Stoneman si deve così accontentare del secondo posto, pur combattuto fino al termine, davanti a Vasiliauskas, che sale sul podio all’ultimo giro grazie al ritiro dello sfortunato Eng. Fuori dal podio Afanasiev, Bailly e il nostro De Marco, bravo a difendersi per quasi metà gara dagli assalti del francese Lariche.
La cronaca
Un’altra ottima partenza per Jolyon Palmer, che prende la testa alla prima curva; un’altro start negativo per Stoneman, che cerca comunque di rimanere a traino del figlio d’arte. In fondo al gruppo c’è una collisione tra Teixeira e Kralev. Al termine del primo giro, i due rivali per il titolo nelle prime due posizioni sono separati da mezzo secondo, davanti a Eng e Vasiliauskas.
Palmer stacca il giro più veloce e cerca di allungare: grazie alla sua trazione in uscita dall’ultima curva è tranquillo sul rettilineo principale e Stoneman non riesce ad avvicinarsi a sufficienza per tentare l’attacco. Il resto del gruppo perde rapidamente contatto e scivola a oltre quattro secondi.

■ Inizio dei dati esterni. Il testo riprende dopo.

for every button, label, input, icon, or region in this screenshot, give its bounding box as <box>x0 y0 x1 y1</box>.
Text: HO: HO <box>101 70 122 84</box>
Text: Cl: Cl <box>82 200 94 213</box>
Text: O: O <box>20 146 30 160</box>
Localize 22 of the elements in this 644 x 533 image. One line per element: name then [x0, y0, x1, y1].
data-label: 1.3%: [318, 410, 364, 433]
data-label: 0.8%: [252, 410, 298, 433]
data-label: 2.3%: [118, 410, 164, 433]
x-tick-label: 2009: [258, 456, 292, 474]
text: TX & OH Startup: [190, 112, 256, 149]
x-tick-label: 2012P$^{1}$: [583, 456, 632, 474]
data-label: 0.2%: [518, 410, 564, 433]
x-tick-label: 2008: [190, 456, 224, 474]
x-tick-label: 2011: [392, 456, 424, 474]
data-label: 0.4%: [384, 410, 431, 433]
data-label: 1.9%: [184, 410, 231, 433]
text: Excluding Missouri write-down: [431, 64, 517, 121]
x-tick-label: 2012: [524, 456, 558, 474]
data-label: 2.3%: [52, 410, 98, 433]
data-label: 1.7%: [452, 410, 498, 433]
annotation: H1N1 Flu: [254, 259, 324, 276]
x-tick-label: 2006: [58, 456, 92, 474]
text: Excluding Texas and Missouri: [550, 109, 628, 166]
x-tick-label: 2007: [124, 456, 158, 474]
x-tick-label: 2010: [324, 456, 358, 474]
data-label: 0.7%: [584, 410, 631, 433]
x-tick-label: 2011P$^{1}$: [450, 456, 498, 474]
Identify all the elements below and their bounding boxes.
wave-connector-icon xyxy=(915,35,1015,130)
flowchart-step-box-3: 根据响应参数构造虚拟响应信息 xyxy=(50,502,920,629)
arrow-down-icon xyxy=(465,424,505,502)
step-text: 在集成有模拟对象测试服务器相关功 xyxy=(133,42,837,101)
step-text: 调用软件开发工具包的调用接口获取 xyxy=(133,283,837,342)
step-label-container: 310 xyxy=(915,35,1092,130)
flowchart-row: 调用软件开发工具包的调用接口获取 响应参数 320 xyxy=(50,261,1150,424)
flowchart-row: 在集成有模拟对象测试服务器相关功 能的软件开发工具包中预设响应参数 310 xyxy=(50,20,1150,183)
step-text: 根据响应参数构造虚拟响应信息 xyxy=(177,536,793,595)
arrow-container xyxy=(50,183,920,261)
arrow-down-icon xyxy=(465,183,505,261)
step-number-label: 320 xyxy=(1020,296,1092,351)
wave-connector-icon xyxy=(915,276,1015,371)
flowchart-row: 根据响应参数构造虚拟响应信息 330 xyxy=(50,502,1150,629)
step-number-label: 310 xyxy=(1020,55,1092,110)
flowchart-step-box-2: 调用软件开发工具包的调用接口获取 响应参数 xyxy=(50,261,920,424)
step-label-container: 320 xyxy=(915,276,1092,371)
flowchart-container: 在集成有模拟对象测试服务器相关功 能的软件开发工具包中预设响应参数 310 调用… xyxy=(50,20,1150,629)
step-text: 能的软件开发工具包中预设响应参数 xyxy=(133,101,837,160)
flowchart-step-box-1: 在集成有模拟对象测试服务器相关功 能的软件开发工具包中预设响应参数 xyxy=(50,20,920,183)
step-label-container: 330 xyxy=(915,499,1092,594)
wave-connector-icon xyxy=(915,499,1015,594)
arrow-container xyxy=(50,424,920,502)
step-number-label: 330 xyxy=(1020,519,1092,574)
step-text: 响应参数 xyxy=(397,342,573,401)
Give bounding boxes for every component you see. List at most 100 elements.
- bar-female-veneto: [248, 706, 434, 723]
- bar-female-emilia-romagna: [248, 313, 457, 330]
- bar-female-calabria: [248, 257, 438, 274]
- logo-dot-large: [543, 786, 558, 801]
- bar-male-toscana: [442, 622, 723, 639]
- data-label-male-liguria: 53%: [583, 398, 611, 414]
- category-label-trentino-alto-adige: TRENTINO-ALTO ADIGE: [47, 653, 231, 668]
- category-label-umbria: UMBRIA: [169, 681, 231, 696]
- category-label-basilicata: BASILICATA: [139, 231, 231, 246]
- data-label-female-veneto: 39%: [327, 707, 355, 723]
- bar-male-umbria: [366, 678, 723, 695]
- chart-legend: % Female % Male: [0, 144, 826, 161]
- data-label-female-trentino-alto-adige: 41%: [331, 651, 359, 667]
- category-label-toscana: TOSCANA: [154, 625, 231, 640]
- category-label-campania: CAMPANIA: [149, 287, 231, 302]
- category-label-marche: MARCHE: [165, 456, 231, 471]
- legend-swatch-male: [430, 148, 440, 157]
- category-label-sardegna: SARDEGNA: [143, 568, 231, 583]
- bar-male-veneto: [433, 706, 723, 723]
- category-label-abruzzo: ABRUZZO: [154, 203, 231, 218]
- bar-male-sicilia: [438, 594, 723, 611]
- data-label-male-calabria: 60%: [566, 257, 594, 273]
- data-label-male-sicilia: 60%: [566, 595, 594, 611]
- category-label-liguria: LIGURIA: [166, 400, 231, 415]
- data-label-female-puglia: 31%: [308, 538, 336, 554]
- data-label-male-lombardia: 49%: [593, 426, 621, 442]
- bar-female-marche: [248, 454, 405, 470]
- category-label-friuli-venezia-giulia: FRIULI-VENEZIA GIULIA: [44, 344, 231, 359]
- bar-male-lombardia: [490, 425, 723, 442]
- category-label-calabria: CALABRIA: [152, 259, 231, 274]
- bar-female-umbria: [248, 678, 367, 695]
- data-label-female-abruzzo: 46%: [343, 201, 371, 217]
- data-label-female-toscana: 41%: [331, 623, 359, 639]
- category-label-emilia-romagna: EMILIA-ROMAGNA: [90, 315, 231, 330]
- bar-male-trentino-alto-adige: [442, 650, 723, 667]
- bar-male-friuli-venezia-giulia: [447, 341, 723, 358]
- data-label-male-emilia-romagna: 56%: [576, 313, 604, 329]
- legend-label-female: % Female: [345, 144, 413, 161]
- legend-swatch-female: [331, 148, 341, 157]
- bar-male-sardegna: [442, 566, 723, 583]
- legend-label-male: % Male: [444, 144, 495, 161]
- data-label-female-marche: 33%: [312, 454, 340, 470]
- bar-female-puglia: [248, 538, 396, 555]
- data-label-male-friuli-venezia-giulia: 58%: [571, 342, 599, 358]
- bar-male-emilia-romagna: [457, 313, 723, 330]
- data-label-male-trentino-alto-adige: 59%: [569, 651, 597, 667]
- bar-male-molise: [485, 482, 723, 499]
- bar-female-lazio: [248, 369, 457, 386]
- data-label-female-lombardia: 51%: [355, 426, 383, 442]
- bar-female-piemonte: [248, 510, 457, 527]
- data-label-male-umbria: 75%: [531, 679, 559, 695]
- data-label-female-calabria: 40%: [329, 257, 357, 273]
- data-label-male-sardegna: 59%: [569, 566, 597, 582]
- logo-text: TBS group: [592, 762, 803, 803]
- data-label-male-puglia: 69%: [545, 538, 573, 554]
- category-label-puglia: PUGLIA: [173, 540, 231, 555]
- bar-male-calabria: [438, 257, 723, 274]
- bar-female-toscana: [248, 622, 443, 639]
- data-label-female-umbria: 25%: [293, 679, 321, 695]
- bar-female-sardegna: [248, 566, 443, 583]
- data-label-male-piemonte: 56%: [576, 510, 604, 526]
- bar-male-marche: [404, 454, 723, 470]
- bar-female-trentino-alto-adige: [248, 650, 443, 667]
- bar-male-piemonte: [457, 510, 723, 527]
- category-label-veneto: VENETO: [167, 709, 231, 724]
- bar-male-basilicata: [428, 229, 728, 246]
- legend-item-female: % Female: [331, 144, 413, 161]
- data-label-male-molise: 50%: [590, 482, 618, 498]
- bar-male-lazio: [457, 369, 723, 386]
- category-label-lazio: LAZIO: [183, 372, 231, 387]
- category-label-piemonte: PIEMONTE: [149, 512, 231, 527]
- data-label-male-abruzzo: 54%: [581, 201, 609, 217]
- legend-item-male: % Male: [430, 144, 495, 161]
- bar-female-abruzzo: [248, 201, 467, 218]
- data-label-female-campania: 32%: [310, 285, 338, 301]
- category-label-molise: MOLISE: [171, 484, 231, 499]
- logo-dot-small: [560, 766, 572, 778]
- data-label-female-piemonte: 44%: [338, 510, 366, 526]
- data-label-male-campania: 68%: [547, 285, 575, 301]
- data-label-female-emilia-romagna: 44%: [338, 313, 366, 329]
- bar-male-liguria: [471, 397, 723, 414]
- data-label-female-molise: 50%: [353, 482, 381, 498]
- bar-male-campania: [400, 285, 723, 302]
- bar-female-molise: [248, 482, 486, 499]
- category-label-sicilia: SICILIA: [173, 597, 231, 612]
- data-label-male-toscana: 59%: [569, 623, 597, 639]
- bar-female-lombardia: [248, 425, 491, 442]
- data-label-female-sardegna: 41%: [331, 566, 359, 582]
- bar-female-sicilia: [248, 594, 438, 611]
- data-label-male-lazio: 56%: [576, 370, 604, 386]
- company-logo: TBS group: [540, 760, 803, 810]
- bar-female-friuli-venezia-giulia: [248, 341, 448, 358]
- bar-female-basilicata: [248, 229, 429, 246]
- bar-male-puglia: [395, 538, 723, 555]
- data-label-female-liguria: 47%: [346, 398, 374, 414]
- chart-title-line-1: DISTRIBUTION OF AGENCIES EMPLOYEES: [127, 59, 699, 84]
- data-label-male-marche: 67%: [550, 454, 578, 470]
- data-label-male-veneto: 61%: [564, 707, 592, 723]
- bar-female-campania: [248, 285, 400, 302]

Bella la battaglia tra Ebrahim e Gladdis, con il libanese che quasi costringe quest’ultimo contro il muretto dei box. Ma Gladdis resiste e resta a contatto anche nella seconda curva. Alla fine è lui a prendersi la tredicesima posizione. Il nostro Nicola de Marco mantiene il settimo posto nonostante una bloccata.
La gara prosegue e Palmer riesce a guadagnare un margine incoraggiante sul suo rivale. Bratt tenta di soffiare a Marinescu la decima posizione, ma il rumeno si difende bene, finchè l’inglese riesce a portare a termine la manovra. Lotta altrettanto accesa tra De Marco e Lariche per la sesta posizione, con l’italiano che regge bene la pressione per parecchi giri.
All’ultimo giro arriva il ritiro di Eng, che era rimasto fino a quel momento stabile in terza posizione e che apre così le porte del podio a Vasiliauskas. Ma Palmer riesce a mantenere un distacco che nel finale si era fatto molto più esiguo e a cogliere così una vittoria fondamentale per il titolo.